And Publicis Groupe-backed Bartle Bogle Hegarty, New York, kept with this theme in its advertising support for the Axe House Party.
Some of the most outrageous work were viral films, shot to look like home video, posted on the web site. Three films, ranging from 25 to 45 seconds, were featured, and banner ads with 2-second clips teased consumers to come to the site, check out the full show and, of course, register to win a trip to the party.
One film gave a fictitious look at "the morning after" last year's house party, where an unusual cast of characters-including a woman covered in whipped cream-come tumbling out of closet, much worse for wear.

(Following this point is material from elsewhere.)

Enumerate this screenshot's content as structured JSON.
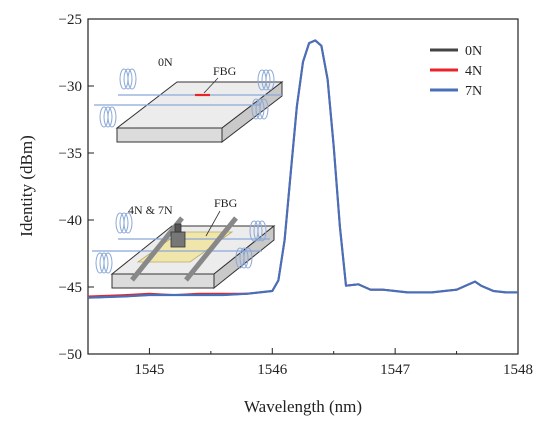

Print ads designed to look like party fliers found on a college campus appeared in male-oriented magazines, like Emap's FHM and Dennis Publishing's Maxim, to reach the target 18-to-24-year-old males.
Radio spots in 14 markets purported to listen in on a police scanner where an officer is being dispatched to a house party that is completely uncontrollable. "A lot of our work tried not to look too much like advertising, because kids are really marketing savvy and that turns them off, " said Kevin McKeon, executive creative director at Bartle Bogle.
WPP Group's MindShare is the media-buying agency. Spending was not disclosed, but Axe spent $13.4 million in measured media in 2002, according to Taylor Nelson Sofres' CMR.